Large language models act as if they are part of a group
Publication
NetSI authors
Research area
Resources
Abstract
An extensive audit of large language models reveals that numerous models mirror the ‘us versus them’ thinking seen in human behavior. These social prejudices are likely captured from the biased contents of the training data.
The impressive capabilities of large language models (LLMs), such as GPT-4 and Llama, have accelerated their integration into daily lives. These models now power a wide range of applications, ranging from search engines and e-mail agents to customer support chatbots and telehealth platforms1. Their widespread adoption stems from their ability to reply to complex prompts with coherent, human-like responses and seamlessly integrate contextually relevant information. These impressive capabilities arise from training on vast amounts of human-written text.

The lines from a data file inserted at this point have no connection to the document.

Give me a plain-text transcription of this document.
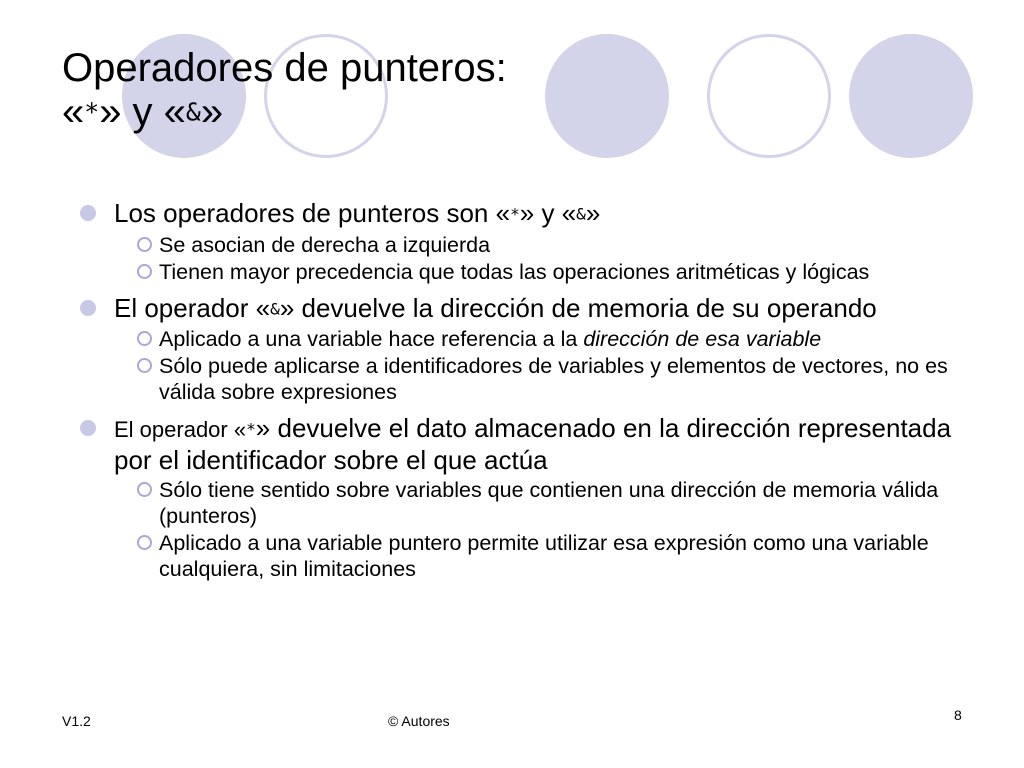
Operadores de punteros:
«*» y «&»
Los operadores de punteros son «*» y «&»
Se asocian de derecha a izquierda
Tienen mayor precedencia que todas las operaciones aritméticas y lógicas
El operador «&» devuelve la dirección de memoria de su operando
Aplicado a una variable hace referencia a la dirección de esa variable
Sólo puede aplicarse a identificadores de variables y elementos de vectores, no es válida sobre expresiones
El operador «*» devuelve el dato almacenado en la dirección representada por el identificador sobre el que actúa
Sólo tiene sentido sobre variables que contienen una dirección de memoria válida (punteros)
Aplicado a una variable puntero permite utilizar esa expresión como una variable cualquiera, sin limitaciones
V1.2	© Autores	8
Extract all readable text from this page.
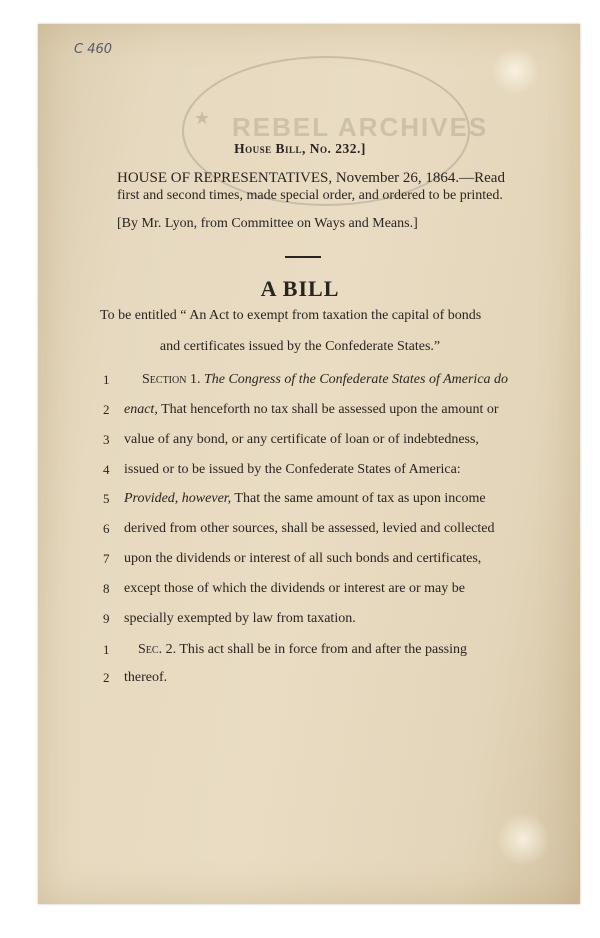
C 460
★ REBEL ARCHIVES
House Bill, No. 232.]
HOUSE OF REPRESENTATIVES, November 26, 1864.—Read
first and second times, made special order, and ordered to be printed.
[By Mr. Lyon, from Committee on Ways and Means.]
A BILL
To be entitled “ An Act to exempt from taxation the capital of bonds
and certificates issued by the Confederate States.”
1
2
3
4
5
6
7
8
9
Section 1. The Congress of the Confederate States of America do
enact, That henceforth no tax shall be assessed upon the amount or
value of any bond, or any certificate of loan or of indebtedness,
issued or to be issued by the Confederate States of America:
Provided, however, That the same amount of tax as upon income
derived from other sources, shall be assessed, levied and collected
upon the dividends or interest of all such bonds and certificates,
except those of which the dividends or interest are or may be
specially exempted by law from taxation.
1
2
Sec. 2. This act shall be in force from and after the passing
thereof.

The primary objective of such training is to predict the most probable sequence of words given a context with no regard for the truthfulness or correctness of the provided training text2. Consequently, we should not assume that LLMs are objective entities aligned with universal human values. Instead, they are likely to absorb human behaviors — including harmful biases, such as stereotypes and prejudices3 — present in the training data. Writing in Nature Computational Science, Tiancheng Hu and colleagues4 demonstrate that numerous LLMs exhibit social biases similar to those seen in humans, such as ingroup solidarity and outgroup hostility5.